The Girl Giant will be released on June 12, 2012.

Monday, June 4, 2012

The Inverted Forest by John Dalton

     In the summer of 1996, Kindermann Forest summer camp in rural Missouri is gearing up for another round of summer campers.  But just a few days before the campers are scheduled to arrive, camp owner Schuller Kindermann discovers almost his entire staff engaging in questionable and possibly illegal behavior at the Kindermann Forest pool in the middle of the night.  Schuller Kindermann immediately fires nearly every single counselor and is desperate to replace them.

     Reluctantly, Wyatt Huddy accepts the position of camp counselor, despite his self-consciousness regarding the fact that he is physically disfigured due to Apert Syndrome.  Under the impression that he will be responsible for a small group of children all summer, Wyatt is surprised to learn that the first 2 weeks of camp are reserved for adult wards of the state mental hospital.  Wyatt finds that his condition often renders him physically indistinguishable from many of the campers, and he is sometimes even regarded as mentally handicapped by staff members of Kindermann Forest.  In the midst of Wyatt's mistaken identity and overwhelming environment, it becomes clear that another camp counselor, Christopher, may have ulterior motives with the disabled campers, and Wyatt makes a rash decision that will forever alter the course of his life and the lives of everyone else at Kindermann Forest that summer.

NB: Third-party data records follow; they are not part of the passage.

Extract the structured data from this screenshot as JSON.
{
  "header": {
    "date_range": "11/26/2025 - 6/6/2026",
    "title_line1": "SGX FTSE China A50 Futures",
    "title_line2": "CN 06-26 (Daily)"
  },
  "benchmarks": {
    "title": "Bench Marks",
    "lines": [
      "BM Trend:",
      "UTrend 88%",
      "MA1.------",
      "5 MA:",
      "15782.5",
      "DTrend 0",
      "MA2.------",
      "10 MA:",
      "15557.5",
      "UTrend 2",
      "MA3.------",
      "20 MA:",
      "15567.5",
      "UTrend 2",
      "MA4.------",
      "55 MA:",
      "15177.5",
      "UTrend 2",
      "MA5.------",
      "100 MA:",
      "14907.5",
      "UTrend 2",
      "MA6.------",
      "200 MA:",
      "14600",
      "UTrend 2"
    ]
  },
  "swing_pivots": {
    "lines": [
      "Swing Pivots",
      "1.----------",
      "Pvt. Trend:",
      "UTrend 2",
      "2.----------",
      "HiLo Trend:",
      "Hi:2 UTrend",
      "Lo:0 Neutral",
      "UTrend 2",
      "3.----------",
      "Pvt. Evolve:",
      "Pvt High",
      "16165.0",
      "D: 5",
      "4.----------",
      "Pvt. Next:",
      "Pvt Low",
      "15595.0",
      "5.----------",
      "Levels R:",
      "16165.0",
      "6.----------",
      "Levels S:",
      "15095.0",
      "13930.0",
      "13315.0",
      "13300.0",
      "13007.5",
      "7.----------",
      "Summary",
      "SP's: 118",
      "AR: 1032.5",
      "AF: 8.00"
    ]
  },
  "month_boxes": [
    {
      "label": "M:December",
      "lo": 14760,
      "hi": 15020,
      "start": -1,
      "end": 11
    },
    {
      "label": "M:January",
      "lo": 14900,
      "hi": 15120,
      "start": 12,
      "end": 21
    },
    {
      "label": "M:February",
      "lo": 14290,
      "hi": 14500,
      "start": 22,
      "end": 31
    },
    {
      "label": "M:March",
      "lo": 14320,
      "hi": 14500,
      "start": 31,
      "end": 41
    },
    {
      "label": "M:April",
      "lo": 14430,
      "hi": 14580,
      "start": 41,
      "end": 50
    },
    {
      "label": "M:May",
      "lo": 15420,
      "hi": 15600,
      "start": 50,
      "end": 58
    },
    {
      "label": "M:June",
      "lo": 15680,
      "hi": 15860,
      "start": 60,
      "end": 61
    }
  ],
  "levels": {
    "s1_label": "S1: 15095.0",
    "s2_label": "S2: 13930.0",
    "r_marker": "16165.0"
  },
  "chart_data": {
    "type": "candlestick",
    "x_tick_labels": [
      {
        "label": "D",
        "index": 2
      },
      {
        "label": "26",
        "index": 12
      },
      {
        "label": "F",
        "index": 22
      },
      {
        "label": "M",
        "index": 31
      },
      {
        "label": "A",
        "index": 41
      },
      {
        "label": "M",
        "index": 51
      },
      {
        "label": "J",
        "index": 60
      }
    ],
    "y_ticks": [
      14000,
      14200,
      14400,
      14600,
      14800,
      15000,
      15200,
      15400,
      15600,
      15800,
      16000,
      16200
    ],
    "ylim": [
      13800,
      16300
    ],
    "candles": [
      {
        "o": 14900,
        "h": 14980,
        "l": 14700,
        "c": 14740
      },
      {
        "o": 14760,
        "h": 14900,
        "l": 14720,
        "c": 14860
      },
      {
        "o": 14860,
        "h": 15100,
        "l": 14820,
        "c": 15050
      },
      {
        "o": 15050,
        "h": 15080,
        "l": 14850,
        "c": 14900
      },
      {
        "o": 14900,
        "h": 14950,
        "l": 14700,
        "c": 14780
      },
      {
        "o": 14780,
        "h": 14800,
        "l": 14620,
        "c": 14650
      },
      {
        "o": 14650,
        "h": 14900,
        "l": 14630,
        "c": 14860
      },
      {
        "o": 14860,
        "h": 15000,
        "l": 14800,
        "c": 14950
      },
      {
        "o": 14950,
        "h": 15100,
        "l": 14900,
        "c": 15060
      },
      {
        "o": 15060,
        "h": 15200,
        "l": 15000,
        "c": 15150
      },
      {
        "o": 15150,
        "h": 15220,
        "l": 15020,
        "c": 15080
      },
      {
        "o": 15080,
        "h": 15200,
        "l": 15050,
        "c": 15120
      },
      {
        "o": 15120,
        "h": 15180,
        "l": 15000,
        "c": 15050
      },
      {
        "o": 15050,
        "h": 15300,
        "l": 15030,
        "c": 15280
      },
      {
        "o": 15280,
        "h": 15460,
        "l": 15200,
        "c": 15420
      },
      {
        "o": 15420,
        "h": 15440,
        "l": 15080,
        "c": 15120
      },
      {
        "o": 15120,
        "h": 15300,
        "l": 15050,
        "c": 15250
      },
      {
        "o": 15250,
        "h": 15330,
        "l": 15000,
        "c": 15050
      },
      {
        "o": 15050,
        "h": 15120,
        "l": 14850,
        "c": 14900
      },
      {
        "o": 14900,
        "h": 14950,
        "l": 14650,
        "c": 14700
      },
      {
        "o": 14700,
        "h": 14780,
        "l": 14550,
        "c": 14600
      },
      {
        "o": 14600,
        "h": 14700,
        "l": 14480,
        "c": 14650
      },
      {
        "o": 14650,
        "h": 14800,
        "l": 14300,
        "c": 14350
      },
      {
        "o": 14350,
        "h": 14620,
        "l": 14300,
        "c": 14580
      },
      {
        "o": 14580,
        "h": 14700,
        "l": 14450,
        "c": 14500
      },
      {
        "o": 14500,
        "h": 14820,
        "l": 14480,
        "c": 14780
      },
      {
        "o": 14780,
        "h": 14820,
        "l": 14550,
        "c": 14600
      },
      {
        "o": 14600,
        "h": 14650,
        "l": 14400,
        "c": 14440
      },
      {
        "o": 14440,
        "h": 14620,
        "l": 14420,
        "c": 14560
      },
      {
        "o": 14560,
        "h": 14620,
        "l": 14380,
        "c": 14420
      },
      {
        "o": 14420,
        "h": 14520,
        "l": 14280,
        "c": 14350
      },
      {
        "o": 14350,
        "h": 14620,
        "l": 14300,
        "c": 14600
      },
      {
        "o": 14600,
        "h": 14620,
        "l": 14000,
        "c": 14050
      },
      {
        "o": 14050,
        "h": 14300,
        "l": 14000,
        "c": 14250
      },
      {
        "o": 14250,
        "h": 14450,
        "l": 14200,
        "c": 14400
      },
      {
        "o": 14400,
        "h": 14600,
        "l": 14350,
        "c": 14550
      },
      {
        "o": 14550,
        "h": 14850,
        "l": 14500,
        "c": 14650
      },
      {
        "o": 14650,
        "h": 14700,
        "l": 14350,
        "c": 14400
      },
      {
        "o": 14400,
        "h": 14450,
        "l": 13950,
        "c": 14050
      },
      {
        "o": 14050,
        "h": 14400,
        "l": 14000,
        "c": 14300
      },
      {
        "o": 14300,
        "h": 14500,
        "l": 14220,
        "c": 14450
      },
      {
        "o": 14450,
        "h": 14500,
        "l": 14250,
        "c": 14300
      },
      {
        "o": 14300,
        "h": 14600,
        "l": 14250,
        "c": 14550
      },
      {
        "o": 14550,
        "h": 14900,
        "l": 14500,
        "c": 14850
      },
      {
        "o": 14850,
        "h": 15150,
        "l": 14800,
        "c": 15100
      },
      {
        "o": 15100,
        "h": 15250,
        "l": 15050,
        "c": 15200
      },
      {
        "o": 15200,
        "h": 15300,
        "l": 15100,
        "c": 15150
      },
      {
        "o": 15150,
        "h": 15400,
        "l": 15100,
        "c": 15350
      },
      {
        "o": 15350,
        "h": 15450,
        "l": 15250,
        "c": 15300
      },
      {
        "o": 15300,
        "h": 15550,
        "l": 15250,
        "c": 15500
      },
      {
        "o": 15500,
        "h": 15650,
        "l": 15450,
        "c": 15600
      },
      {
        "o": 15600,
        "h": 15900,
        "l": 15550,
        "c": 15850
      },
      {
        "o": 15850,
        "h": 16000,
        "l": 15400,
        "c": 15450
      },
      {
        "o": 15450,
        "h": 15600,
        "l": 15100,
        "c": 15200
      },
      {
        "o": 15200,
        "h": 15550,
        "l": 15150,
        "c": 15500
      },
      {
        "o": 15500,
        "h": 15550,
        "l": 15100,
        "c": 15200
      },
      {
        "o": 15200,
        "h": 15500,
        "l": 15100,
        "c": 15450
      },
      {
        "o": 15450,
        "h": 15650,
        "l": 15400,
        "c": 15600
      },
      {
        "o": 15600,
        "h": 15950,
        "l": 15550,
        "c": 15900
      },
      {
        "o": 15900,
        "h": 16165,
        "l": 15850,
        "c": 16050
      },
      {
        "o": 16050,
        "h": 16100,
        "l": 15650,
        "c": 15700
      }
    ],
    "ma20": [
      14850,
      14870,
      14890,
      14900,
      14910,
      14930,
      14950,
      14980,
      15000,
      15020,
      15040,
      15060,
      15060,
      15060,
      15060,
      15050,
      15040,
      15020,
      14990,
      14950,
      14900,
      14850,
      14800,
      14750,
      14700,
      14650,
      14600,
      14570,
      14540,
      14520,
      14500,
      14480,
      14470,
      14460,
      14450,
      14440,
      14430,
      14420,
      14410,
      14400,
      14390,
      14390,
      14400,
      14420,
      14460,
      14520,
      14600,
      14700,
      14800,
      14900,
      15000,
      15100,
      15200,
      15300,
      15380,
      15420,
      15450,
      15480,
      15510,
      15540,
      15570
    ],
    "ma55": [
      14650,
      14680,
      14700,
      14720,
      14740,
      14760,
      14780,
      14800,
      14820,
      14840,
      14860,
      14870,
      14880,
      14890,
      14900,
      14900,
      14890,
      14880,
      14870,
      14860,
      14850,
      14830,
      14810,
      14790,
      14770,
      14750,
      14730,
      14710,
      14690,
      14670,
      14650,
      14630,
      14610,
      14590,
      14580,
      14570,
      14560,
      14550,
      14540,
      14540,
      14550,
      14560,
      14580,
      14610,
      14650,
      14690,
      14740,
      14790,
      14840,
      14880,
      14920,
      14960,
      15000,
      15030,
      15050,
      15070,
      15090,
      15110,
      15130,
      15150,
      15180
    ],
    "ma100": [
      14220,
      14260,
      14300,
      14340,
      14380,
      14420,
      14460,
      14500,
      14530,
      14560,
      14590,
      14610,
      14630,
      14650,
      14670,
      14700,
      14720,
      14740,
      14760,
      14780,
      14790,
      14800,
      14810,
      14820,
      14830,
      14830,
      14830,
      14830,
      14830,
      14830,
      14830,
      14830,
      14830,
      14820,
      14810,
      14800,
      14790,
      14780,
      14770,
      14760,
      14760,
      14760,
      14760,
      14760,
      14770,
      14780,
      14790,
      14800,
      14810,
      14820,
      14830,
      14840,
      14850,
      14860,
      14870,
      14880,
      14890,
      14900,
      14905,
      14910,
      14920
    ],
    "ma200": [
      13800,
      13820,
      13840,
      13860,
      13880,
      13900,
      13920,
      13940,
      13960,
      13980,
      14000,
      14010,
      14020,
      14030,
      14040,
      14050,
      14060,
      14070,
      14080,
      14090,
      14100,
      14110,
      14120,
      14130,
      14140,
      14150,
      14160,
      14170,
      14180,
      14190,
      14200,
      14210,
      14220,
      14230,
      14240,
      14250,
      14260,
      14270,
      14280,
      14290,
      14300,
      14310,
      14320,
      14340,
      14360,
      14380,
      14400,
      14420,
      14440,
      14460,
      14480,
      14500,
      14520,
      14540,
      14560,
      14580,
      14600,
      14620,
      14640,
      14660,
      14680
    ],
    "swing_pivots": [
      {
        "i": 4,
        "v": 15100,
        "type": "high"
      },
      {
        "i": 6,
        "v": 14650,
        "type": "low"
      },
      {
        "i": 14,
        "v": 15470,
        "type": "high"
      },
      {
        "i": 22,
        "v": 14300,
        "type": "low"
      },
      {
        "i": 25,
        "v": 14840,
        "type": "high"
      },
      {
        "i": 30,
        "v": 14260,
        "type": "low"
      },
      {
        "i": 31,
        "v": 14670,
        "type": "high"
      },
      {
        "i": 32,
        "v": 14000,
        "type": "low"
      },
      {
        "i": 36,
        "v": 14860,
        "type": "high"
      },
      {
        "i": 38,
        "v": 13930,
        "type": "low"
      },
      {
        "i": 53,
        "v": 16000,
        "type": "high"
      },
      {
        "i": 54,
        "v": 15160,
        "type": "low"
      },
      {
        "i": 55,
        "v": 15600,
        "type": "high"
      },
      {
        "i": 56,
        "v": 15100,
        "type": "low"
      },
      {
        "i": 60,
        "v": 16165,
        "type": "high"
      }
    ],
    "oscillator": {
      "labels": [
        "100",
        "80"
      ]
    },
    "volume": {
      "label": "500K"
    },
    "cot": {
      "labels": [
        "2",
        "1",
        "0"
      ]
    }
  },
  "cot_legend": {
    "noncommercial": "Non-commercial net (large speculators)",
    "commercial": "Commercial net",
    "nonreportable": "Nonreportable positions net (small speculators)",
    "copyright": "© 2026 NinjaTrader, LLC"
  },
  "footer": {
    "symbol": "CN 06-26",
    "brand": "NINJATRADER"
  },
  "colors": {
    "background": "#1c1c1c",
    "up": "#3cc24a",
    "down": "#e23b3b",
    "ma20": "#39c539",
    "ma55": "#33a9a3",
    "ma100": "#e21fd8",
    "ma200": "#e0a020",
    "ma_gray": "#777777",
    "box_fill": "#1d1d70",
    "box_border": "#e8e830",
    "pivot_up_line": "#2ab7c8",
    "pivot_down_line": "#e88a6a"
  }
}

     The Inverted Forest is a very fast-paced but dark novel.  Dalton uses several narrators to convey the story, but the book is primarily about Wyatt and the unique relationship he develops with the camp nurse, Harriet.  She seems to be the only person who understands that Wyatt's condition is purely physical while the majority of the staff treat Wyatt as if he is just a tiny bit more functional and independent than the rest of the campers.  I don't want to give away any of the plot details, but there is a pivotal event in the story that moves the book from being simply character-driven and intriguing to the realm of controversy and moral ambiguity.  After this event, Wyatt's voice as a narrator is mostly removed from the novel and Harriet becomes the primary narrator, but the story still revolves around Wyatt and his life.  I enjoyed the dynamics of multiple narrators but one particular voice felt a bit forced and out of place.  Despite this, perspectives became overlapped and complex, which perfectly matched the gravity and complexity of the storyline.

     Wyatt Huddy is a very unique and memorable literary character, but I wish Dalton would have developed his back story a little more.  We know that he comes from an unstable, abusive family, but he is still a rather mysterious character.  At first, he only seemed sympathetic because of his disability, which isn't fair to the rest of his character.  Even so, The Inverted Forest is a powerful novel about morality, loss, identity, perception, and memory.